Tuesday, December 28, 2010

We've got obsessions

We all have them, obsessive thoughts, tendencies. This blog is representative of one of mine, which recently took hold in a way I could have never anticipated.  And I’m not talking of my rather excessive excitement about a white Christmas (happy holiday season BTW).


We’ve spoken before about the weather ‘negatively’ impacting fun times. Rain on your wedding day (not ironic), temperatures so hot you’re seeing mirages, but most of that you can combat. You can take action to make you feel in control, and not controlled, by your weather system. All that changes with travel. Yes, I’m talking about the current and seemingly unrelenting weather frustration people are feeling towards their xmas travel plans. It would have been remiss of me not to discuss this issue and also very unlikely to not be personally involved with my own weather travel journey.


I was stuck in Cologne for a day just before Christmas. I was meant to be coming home, work had finished, everyone else had left and there was me. Alone. By myself. Angry. I stayed in a hotel for one night then got up at 4am to catch the only flight back to London the next morning. The flight scheduled for 7am eventually left at 11am, I made it into London Stansted, caught a train home and bitched about the whole saga on arrival.


When you sum it up, it’s not a huge drama. I’m home, it sucked, but now it doesn’t seem like the drama I thought it was at the time (cheers hindsight). During the stuck day and the travel day however, my anxiety levels were rather high. As an example, this is what my browser looked like.

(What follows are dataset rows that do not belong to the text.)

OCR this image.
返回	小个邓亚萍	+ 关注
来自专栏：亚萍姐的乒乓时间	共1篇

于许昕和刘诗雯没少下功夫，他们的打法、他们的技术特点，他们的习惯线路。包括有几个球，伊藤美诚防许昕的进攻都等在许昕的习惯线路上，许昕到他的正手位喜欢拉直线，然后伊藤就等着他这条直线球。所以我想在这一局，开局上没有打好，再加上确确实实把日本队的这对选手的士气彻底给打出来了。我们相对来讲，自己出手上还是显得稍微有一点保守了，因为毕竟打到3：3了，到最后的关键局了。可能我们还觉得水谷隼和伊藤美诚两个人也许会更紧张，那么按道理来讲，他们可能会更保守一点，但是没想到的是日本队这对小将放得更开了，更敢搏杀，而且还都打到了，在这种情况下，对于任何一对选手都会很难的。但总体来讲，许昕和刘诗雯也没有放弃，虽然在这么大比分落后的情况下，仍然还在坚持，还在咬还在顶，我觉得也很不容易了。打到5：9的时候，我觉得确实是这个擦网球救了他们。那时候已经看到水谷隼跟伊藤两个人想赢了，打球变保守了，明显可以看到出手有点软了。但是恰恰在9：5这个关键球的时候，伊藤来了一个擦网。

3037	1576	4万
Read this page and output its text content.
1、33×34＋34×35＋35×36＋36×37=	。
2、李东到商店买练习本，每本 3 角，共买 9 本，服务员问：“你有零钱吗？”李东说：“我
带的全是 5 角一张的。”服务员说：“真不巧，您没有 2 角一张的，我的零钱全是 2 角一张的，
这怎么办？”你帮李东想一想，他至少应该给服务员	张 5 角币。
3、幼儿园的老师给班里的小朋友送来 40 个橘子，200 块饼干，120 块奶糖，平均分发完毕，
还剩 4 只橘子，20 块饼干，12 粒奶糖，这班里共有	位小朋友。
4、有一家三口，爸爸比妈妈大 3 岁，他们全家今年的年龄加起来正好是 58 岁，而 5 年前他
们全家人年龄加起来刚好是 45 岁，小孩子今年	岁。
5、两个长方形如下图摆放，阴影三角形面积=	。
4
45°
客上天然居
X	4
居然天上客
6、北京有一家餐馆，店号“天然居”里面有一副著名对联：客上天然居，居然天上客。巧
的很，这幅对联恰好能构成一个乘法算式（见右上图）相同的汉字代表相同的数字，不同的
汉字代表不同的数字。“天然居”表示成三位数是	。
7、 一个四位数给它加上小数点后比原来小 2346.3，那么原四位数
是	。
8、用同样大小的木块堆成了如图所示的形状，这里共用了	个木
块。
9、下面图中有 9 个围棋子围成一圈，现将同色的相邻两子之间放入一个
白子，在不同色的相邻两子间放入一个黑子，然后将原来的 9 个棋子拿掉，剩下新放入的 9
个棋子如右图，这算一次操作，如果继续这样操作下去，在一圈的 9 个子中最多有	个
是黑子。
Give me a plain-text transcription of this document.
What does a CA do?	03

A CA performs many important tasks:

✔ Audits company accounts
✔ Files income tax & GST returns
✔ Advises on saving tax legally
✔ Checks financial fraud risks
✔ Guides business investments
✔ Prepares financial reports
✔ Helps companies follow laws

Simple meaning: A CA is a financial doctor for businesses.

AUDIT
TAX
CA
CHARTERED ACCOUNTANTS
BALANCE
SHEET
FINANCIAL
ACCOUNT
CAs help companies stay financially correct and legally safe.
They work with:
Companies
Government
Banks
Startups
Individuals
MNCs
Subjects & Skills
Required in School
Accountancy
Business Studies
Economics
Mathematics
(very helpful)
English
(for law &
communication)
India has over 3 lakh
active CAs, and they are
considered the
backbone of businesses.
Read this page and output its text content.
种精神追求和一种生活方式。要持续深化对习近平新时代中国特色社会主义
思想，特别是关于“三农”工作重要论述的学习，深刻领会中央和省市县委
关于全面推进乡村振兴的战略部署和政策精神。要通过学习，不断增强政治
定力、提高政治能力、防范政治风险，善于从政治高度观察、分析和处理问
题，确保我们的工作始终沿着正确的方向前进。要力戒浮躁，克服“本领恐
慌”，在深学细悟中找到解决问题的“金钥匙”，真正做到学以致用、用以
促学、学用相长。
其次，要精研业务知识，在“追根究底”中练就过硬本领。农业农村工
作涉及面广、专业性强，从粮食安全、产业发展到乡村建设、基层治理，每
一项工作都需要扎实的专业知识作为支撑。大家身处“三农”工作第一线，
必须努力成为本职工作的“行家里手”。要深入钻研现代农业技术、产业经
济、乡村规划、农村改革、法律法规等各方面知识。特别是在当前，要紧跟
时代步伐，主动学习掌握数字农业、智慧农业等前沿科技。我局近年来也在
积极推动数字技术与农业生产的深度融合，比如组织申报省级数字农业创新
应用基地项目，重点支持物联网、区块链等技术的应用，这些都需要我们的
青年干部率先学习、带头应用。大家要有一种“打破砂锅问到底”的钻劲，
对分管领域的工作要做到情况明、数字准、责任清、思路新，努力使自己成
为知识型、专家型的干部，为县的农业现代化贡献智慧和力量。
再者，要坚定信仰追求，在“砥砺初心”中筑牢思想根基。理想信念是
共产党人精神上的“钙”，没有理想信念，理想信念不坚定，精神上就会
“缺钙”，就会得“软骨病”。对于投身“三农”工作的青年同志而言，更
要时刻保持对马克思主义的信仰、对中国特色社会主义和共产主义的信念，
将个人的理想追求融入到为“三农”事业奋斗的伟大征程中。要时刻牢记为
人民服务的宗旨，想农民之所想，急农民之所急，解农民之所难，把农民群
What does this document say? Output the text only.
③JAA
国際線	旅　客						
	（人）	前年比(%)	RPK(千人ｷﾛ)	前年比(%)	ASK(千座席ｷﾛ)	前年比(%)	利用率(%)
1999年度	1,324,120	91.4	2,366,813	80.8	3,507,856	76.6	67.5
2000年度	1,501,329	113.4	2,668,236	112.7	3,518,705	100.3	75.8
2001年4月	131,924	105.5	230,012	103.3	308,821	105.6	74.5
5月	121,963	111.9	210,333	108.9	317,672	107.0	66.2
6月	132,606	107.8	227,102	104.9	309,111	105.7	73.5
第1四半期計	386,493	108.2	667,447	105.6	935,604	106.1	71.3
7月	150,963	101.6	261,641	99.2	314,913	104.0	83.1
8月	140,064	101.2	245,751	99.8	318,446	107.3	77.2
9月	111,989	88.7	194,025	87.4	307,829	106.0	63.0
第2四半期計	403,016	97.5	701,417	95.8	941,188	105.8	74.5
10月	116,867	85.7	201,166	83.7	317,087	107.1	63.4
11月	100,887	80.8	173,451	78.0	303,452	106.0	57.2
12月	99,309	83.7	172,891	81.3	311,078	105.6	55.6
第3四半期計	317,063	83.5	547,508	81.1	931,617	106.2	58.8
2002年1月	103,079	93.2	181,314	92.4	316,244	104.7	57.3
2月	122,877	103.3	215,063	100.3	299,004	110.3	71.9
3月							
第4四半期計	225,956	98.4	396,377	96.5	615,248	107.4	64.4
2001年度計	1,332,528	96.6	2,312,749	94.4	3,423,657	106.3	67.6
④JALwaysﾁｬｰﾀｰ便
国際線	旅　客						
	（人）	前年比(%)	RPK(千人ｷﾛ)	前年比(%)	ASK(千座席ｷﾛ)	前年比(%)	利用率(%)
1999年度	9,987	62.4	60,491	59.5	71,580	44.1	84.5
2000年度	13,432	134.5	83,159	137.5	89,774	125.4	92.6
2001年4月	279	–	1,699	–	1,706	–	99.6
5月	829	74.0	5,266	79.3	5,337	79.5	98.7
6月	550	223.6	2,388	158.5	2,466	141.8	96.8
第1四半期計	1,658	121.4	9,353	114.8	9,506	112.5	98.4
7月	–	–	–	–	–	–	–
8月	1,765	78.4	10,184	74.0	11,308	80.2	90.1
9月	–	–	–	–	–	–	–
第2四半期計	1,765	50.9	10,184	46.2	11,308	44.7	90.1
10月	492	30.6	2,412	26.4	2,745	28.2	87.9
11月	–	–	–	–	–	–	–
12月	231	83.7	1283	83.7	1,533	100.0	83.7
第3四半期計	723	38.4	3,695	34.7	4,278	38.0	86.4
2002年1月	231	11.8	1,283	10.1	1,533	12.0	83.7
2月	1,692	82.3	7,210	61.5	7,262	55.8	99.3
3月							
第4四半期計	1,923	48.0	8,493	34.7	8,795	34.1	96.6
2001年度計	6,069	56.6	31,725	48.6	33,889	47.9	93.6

I hit refresh on each of those tabs probably every three seconds (except maybe facebook, every five. You're not all crazy updaters). It was like tourettes of the keyboard, completely uncontrollable. Weather updates, airport closures, flight cancellations, I needed to know it all. And what's stranger is that this didn’t dissipate when I finally got home. I felt the need to watch every news update on the increasingly long queues in ‘freezing’ conditions outside train stations. I watched people’s make shift abodes in Heathrow Airport grow more and more homelike the more nights they were trapped (I swear I saw someone mocking up an ikea coffee table in front of his floor bed and silver foil blankets). The overwhelming feeling I had whilst watching this unfold was… SUCKERS! I made it out and you didn’t and I was feeling so happy it wasn’t me. 


Where was my Christmas spirit!? I couldn’t believe my reaction. My obsession with my own travel had morphed into a self congratulatory obsession that I’d done the right thing, booked the right flight, paid the right people, and if I hadn’t done it that way I would have never gotten out.  I WON AT CHRISTMAS TRAVEL!


I’ve tried to move on since then, pay more attention to my loved ones and the Christmas Eve ice skating, but then it started happening IN THE USA. People are tweeting about broken down cars, frozen Grandmas, missing the best xmas ever and instead spending it with Louise from Liverpool (see previous post re: Amsterdam), and all I can think is, IT’S NOT ME! STILL WINNING!!


This, apparently, is what Christmas is all about. The joy of not being somewhere shit, while others are. Tis the season.


London tomorrow, time for less rugging up and more outdoorsy fun. I saw a girl wearing actual shorts today (that spells crazy). Don’t take it that far, but the feeling outside is a lot milder than we have been having. Enjoy the last hours of 2010!


1 comment:

  1. Not very Yogic of you Jess Keeley. Do ten sun salutations as penance.